Rousing reception awaits Dalai Lama in Tawang
The picturesque border town of Tawang in Arunachal Pradesh is all set to welcome the Dalai Lama on Sunday on a visit denounced by China, with Indian flags fluttering alongside Tibetan prayer flags and welcome arches coming up on the roads.india Updated: Nov 07, 2009 15:42 IST
The picturesque border town of Tawang in Arunachal Pradesh is all set to welcome the Dalai Lama on Sunday on a visit denounced by China, with Indian flags fluttering alongside Tibetan prayer flags and welcome arches coming up on the roads.
The Tibetan spiritual leader arrives at Tawang, perched at an altitude of more than 11,000 feet close to the border with China, on a week-long visit to Arunachal Pradesh, a state of about one million people bordering China and which Beijing claims.
"Everything from the main prayer hall to the throne from where the Dalai Lama would lead a three-day prayer session for some 30,000 followers is ready," Guru Tuku, the abbot of Tawang monastery, told IANS.
Hundreds of devotees from Nepal and Bhutan have also converged for the Dalai Lama's visit, which at one time had threatened to disrupt relations between New Delhi and Beijing.
Arunachal Pradesh Chief Minister Dorjee Khandu personally supervised the arrangements Saturday at the monastery.
"We are very happy with the arrangements and eagerly waiting for the Dalai Lama," the chief minister told IANS.
Child monks with their maroon and yellow robes put up welcome arches, while many climbed trees and got on to rooftops to set up Tibetan prayer flags and mount pictures of the Tibetan leader who has lived in India since fleeing his homeland in 1959.
Mandala paintings using coloured sand were made on roads leading to the monastery, with skilled monks carving intricate designs.
"The mood is one of sheer excitement and anticipation, coupled with a sense of awe," said Lama Lopon, another priest at the monastery.
The smell of burning incense wafts the air as sounds of gongs and cymbals reverberated the surrounding with monks busy rehearsing in the monastery to welcome the Dalai Lama.
"The welcome ceremony would be purely religious with about 800 monks taking part, besides people from the area," TG Rinpoche, a senior Buddhist spiritual leader and a former minister, told IANS.
The Dalai Lama on Sunday would inaugurate a museum and a library at the monastery and then address monks and priests.
"The Dalai Lama's main itinerary begins Monday when he starts the prayer session at a school playground near the monastery.

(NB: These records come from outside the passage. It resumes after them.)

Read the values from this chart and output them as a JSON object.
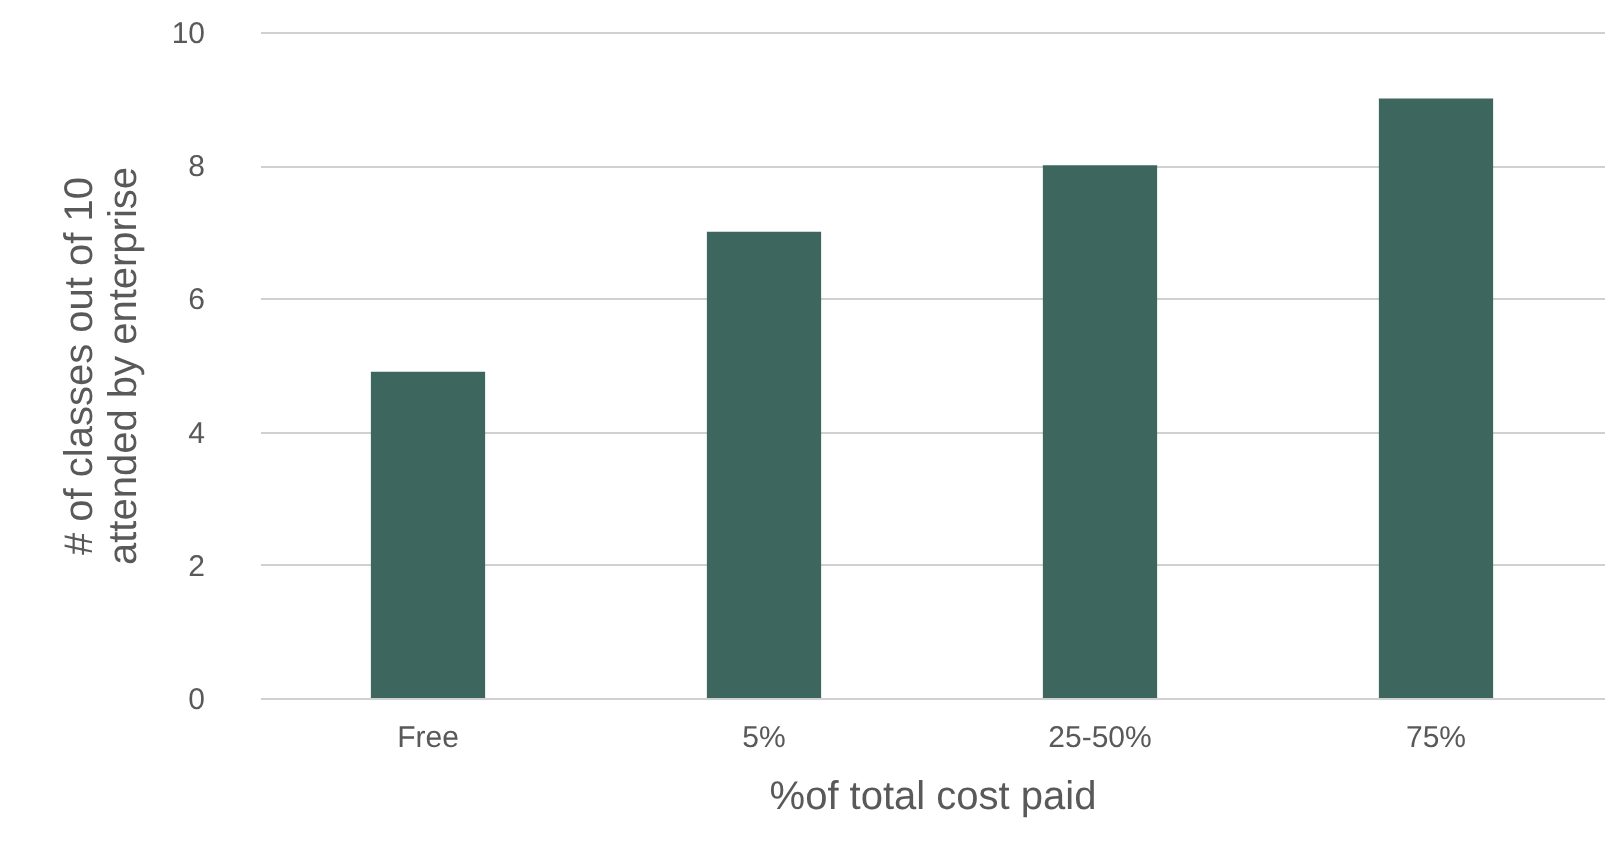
{
  "chart_data": {
    "type": "bar",
    "xlabel": "%of total cost paid",
    "ylabel": "# of classes out of 10\nattended by enterprise",
    "categories": [
      "Free",
      "5%",
      "25-50%",
      "75%"
    ],
    "values": [
      4.9,
      7,
      8,
      9
    ],
    "color": "#3d665f",
    "ylim": [
      0,
      10
    ],
    "yticks": [
      0,
      2,
      4,
      6,
      8,
      10
    ],
    "grid": "y"
  }
}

That would be his first public appearance," Tuku said.
It was through Tawang, a revered seat of Buddhism, that in 1959 the Dalai Lama escaped the Chinese to enter India.

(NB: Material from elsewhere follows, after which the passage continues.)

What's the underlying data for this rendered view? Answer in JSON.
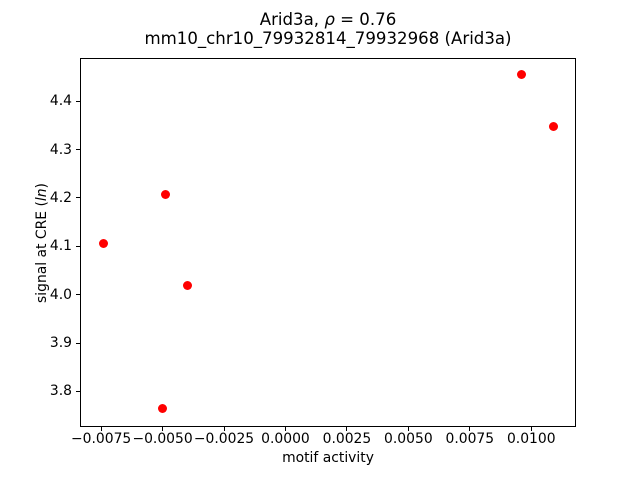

The Buddhist leader will then visit the adjoining town of Bomdilla and Dirang Nov 12, before leaving for state capital Itanagar Nov 14. The visit ends Nov 15.

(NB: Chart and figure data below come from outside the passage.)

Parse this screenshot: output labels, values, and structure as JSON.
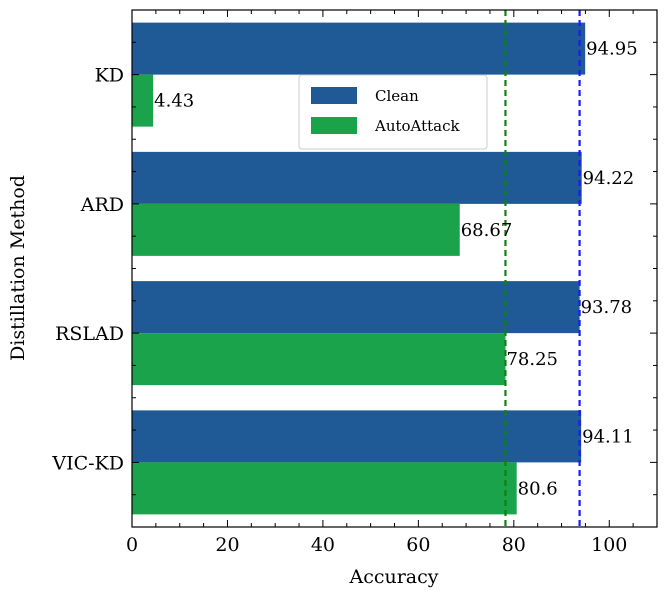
{
  "chart_data": {
    "type": "bar",
    "orientation": "horizontal",
    "title": "",
    "xlabel": "Accuracy",
    "ylabel": "Distillation Method",
    "xlim": [
      0,
      110
    ],
    "xticks": [
      0,
      20,
      40,
      60,
      80,
      100
    ],
    "categories": [
      "KD",
      "ARD",
      "RSLAD",
      "VIC-KD"
    ],
    "series": [
      {
        "name": "Clean",
        "color": "#1f5a96",
        "values": [
          94.95,
          94.22,
          93.78,
          94.11
        ],
        "labels": [
          "94.95",
          "94.22",
          "93.78",
          "94.11"
        ]
      },
      {
        "name": "AutoAttack",
        "color": "#1aa34a",
        "values": [
          4.43,
          68.67,
          78.25,
          80.6
        ],
        "labels": [
          "4.43",
          "68.67",
          "78.25",
          "80.6"
        ]
      }
    ],
    "reference_lines": [
      {
        "value": 78.25,
        "color": "#108010",
        "style": "dashed"
      },
      {
        "value": 93.78,
        "color": "#1a1aff",
        "style": "dashed"
      }
    ],
    "legend": {
      "position": "top-center",
      "entries": [
        "Clean",
        "AutoAttack"
      ]
    },
    "grid": false
  }
}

China had raked up a controversy by asking India not to allow the Tibetan spiritual leader to visit Arunachal Pradesh. The Chinese media warned of consequences if the demand was not met.
Indian officials argued that they could not control the Dalai Lama's movements. But after a meeting between Prime Ministers Manmohan Singh of India and Wen Jiabao of China in Thailand late last month, the Chinese attitude towards the Indian government has softened.